How can you remember the color of your markers or crayons if you are colorblind? You can not, if you don’t use any trick which helps you to remember the colors they have.
The following reader question reached me a few days ago and points out this well known problem. Everybody suffering from color blindness will remember the time, when he had to use some kind of a system, when the marker box was to large to tell the different colors apart from each other.
My friend claims he is red-green and blue-yellow colorblind and said that as a kid had to put all of his markers back in the box in order so that he would know which color was which in school. I know the receptors in the eye are red, blue, green, and yellow? So can he see any color at all?
I would like to split this question into three different parts, each one covering a one part of the above statements.
He is red-green and blue-yellow colorblind. To chance to suffer from both types of color blindness at the same time is very very very low. If you really suffer from blue-yellow and red-green color blindness, you will definitely mix up a lot of colors. But on the other side, even if you are red-green colorblind this doesn’t mean you only have problems distinguishing red and green but many different colors like: orange/green, blue-green/gray/purple, red/dark-green/brown, and more.

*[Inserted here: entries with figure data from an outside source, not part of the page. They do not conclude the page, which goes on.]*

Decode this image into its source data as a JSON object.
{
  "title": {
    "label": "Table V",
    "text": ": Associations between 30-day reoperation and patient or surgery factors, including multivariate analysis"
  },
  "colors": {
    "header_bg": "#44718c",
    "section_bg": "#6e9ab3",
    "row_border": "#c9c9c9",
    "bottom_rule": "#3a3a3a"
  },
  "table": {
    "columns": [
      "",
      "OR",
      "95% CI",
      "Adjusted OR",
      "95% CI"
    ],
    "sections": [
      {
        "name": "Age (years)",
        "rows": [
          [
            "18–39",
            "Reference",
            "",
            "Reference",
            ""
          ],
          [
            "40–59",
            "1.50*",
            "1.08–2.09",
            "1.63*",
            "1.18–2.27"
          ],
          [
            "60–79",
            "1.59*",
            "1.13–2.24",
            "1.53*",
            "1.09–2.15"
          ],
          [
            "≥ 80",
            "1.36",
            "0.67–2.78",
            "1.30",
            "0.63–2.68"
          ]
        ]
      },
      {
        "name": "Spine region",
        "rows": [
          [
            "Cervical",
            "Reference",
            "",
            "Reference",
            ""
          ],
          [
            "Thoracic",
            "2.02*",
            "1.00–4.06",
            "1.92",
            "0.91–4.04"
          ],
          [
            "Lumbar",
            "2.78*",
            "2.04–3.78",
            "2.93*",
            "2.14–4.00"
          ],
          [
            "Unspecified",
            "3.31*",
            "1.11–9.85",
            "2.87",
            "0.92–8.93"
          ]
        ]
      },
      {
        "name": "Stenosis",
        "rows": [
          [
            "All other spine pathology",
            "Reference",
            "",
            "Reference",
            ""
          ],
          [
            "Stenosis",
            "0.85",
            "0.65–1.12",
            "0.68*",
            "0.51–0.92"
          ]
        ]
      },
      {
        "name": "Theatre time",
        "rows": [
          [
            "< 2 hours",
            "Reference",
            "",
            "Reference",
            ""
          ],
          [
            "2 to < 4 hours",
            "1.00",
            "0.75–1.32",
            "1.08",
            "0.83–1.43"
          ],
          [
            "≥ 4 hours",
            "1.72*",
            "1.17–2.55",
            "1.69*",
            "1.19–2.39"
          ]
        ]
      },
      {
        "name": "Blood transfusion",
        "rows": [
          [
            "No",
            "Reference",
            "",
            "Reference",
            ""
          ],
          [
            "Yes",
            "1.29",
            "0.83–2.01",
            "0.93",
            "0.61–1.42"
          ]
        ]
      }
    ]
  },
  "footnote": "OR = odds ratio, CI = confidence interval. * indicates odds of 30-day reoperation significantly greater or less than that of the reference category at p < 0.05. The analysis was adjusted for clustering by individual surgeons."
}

The receptors in the eye are red, blue, green, and yellow. Well, that’s not quite right. With normal color vision you’ll have three different color receptors which are most sensitive to blue, red, and green respectively. If you are colorblind, at least one type of color receptors is either missing at all (dichromatism) or the peak of sensitivity is displaced (anomalous trichromatism).
So can he see any color at all? Yes, he can see colors and does not only precept shades of gray. There is only one exception to this, when you are suffering from achromatopsia (monochromatism). But as he can use markers he must be able to see some colors. When you are colorblind you still can enjoy a very colorful world, which is just less colorful compared to somebody with normal color vision.
So each one who is colorblind needs a trick to handle the problem of an oversized marker box. I also remember the time at school where I just knew by heart which crayon had which color. When I had to use the box of a friend of mine, I was lost. And unfortunately this doesn’t stop with marker boxes but accompanies you through your whole life.
You have to learn colors and remember them, again and again, and of course you get better when growing older. Don’t you?